The biggest difference anyone made to the wellbeing of people with diabetes came with the discovery of insulin nearly a century ago. Though your wellness was still at risk from this chronic disease, it was no longer a death sentence. Today, the lives of people managing diabetes may be improved dramatically once again, thanks to a new discovery made by researchers from Case Western Reserve University School of Medicine.

 

For decades, scientists have speculated how insulin interacts with cells, but the international group of scientists finally found a definitive answer: insulin binds to the cell to allow the cell to transform sugar into energy, and the insulin itself changes shape as a result of this connection.

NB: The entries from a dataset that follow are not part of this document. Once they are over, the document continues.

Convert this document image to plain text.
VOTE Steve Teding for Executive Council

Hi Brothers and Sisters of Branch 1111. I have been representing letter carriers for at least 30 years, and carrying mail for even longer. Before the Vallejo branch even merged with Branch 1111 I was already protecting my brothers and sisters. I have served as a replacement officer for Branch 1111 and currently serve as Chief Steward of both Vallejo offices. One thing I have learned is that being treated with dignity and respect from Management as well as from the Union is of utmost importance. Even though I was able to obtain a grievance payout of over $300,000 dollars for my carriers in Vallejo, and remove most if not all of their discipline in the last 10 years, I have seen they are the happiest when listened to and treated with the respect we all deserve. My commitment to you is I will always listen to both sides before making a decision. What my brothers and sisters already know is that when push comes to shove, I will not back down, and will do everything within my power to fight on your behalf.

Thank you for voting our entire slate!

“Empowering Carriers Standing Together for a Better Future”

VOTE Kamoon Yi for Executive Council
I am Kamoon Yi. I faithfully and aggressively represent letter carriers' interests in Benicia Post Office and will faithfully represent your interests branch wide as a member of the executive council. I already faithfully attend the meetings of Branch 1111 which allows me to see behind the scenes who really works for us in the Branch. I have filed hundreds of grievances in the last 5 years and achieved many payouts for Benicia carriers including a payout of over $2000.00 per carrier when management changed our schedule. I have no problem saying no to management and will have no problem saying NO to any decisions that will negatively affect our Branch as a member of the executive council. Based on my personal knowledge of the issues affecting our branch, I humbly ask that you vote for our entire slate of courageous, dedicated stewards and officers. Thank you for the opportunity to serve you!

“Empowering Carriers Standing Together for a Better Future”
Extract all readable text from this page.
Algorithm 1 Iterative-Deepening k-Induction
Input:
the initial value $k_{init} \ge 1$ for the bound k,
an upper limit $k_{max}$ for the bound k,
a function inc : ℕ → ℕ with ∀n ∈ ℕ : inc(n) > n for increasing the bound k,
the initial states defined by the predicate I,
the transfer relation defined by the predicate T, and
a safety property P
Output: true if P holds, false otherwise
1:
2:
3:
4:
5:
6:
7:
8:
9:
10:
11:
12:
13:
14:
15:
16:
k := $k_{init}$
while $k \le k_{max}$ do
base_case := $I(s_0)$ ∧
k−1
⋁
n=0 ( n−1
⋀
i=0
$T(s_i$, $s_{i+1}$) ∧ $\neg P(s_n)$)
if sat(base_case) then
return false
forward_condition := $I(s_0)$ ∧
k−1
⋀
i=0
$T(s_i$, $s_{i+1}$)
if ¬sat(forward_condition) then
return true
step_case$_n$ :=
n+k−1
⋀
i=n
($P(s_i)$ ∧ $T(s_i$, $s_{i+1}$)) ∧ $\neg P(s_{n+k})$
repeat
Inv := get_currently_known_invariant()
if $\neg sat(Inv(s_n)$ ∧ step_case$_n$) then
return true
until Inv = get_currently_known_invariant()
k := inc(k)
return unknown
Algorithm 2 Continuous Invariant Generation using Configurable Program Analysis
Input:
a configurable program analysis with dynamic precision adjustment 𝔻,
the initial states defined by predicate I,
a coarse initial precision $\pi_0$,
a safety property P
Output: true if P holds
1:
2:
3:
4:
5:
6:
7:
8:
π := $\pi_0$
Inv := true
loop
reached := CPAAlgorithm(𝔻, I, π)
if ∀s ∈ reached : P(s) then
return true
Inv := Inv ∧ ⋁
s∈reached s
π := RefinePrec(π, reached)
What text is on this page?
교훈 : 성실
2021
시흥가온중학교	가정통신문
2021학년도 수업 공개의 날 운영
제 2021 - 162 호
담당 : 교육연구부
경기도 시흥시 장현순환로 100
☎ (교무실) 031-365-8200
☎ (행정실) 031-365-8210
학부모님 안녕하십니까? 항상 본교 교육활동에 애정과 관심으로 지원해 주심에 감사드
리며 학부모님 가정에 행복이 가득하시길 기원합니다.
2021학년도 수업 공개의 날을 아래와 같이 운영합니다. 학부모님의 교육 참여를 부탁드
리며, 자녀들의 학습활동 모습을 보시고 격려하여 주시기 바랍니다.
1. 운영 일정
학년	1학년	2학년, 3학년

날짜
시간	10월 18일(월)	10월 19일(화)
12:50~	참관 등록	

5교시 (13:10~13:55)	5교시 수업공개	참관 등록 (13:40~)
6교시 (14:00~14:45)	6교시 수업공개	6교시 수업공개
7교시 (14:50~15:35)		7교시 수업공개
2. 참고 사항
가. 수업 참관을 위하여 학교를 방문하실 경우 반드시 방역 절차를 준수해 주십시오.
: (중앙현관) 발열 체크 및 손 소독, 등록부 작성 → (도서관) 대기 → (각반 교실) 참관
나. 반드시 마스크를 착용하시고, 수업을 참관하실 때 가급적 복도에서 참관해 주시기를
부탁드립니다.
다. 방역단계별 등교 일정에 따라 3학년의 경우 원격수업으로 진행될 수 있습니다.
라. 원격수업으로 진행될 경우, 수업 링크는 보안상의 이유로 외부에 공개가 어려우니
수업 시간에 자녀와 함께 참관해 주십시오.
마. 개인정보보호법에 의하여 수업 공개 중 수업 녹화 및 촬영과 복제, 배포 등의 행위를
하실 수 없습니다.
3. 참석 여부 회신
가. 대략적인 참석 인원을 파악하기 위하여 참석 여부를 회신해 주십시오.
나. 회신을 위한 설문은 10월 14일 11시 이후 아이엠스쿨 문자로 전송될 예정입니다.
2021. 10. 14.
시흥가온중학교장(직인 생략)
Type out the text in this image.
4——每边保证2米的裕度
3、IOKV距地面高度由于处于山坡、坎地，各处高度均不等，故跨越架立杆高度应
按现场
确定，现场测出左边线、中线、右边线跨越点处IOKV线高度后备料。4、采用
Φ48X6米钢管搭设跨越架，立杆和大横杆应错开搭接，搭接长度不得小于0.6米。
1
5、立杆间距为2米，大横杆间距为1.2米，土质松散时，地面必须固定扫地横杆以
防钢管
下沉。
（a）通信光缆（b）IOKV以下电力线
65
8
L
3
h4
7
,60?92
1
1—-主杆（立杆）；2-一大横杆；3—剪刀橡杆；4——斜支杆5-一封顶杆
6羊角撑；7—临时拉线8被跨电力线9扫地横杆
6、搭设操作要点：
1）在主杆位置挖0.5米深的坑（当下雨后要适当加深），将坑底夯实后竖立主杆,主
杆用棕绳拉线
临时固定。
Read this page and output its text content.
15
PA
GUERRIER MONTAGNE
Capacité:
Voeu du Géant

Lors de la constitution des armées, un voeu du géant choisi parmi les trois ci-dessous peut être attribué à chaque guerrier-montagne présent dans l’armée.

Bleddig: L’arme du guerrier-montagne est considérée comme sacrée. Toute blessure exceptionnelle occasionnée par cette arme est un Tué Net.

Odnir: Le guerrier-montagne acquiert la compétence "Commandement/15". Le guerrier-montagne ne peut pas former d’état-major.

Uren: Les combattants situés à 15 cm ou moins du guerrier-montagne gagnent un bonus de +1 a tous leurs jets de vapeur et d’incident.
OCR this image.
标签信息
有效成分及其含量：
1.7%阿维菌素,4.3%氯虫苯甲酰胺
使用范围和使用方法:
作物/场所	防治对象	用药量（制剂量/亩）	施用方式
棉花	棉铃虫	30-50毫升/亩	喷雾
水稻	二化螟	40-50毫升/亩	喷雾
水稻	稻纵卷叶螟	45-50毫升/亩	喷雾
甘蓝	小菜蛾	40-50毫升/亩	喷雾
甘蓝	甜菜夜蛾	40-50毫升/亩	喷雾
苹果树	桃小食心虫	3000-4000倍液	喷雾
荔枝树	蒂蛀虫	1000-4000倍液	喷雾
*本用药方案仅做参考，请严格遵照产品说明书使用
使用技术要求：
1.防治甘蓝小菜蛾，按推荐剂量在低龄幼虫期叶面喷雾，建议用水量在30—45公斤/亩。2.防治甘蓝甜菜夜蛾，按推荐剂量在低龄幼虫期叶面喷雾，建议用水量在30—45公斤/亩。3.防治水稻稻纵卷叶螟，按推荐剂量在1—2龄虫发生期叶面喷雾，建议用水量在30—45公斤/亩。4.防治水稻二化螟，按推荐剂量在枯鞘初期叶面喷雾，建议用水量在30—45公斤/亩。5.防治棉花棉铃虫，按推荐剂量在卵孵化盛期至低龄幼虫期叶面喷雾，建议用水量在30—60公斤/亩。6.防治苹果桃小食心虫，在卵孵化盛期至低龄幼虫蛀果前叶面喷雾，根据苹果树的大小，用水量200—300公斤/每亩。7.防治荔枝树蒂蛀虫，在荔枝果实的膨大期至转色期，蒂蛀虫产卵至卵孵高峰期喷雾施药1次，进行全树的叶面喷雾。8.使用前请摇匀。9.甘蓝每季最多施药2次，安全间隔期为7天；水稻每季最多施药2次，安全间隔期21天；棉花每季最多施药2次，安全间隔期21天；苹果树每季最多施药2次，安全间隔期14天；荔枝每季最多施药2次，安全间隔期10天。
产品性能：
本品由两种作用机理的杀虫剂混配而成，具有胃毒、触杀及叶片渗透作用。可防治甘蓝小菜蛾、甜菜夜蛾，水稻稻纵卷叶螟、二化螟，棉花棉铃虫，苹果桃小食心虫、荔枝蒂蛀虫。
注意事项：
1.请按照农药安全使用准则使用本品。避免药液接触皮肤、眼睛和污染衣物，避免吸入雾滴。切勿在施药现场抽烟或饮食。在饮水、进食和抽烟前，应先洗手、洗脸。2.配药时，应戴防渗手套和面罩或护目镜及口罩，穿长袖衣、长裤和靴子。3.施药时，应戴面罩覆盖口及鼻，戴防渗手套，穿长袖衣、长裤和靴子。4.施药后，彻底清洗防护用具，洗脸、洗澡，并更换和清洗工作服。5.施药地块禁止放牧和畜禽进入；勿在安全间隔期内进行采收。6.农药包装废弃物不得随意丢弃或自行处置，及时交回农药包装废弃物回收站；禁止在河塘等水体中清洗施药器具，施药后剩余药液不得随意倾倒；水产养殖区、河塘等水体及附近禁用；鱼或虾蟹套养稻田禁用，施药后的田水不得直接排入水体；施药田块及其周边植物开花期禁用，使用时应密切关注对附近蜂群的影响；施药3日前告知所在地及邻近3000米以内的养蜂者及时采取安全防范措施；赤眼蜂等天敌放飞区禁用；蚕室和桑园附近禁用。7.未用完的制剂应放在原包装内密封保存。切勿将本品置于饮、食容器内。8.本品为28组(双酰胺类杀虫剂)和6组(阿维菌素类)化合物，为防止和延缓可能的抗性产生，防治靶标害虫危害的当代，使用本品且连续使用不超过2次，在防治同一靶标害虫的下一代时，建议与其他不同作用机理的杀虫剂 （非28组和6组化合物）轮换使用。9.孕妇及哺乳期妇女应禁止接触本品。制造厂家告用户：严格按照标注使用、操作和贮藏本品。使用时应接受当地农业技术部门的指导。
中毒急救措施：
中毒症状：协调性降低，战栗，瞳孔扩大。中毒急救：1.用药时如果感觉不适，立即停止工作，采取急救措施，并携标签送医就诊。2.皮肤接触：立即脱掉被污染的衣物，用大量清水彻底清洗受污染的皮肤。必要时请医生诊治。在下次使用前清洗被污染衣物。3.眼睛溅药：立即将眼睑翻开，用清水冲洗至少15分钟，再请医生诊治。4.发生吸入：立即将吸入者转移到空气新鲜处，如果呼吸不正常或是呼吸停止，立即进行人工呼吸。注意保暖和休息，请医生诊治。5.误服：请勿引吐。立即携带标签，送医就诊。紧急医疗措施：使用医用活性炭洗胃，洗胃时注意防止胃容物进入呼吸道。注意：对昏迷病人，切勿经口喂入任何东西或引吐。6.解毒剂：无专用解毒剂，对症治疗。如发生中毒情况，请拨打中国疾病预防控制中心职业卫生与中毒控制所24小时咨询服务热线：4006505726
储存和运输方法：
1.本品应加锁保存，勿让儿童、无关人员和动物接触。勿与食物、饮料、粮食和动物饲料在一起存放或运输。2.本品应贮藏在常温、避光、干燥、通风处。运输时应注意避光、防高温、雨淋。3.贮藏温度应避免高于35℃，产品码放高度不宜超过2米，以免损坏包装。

It sounds simple, but Case Western Reserve biochemistry professor and department chair Michael A. Weiss, MD, PhD, MBA says ‘These findings carry profound implications for diabetes patients’.

 

According to Weiss, who is also the Cowan-Blum Professor of Cancer Research at the School of Medicine and one of the leaders of the team, ‘This new information increases exponentially the chances that we can develop better treatments – in particular, oral medications instead of syringes, pens or pumps.’ Weiss is also responsible for developing a preliminary version of the insulin hormone that does not need to be refrigerated, which is a critical breakthrough for those with diabetes in the developing world.

 

However, Weiss says there has been a ‘logjam’ in scientists’ understanding of insulin since the late Dorothy Hodgkin and colleagues at the University of Oxford, first described insulin’s structure in 1969, and he and his team ‘hope that we’ve broken the logjam.’

 

The team, consisting of partners in Melbourne, Chicago, York and Prague, tested structural models using molecular-genetic methods to create the highly detailed, three-dimensional images which provided critical answers.

 

According to associate Professor Mike Lawrence, of the Walter and Eliza Hall Institute of Medical Research in Melbourne, Australia, ‘Both insulin and its receptor undergo rearrangement as they interact,’ said Lawrence, who co-led the study. ‘A piece of insulin folds out and key pieces within the receptor move to engage the insulin hormone. You might call it a ‘molecular handshake’.’

 

Weiss says that this can change the use of insulin injections for diabetics, as targeting small molecules ‘to the signalling clefts’ of the receptor may allow for alternatives to injections, as well as fewer doses per day.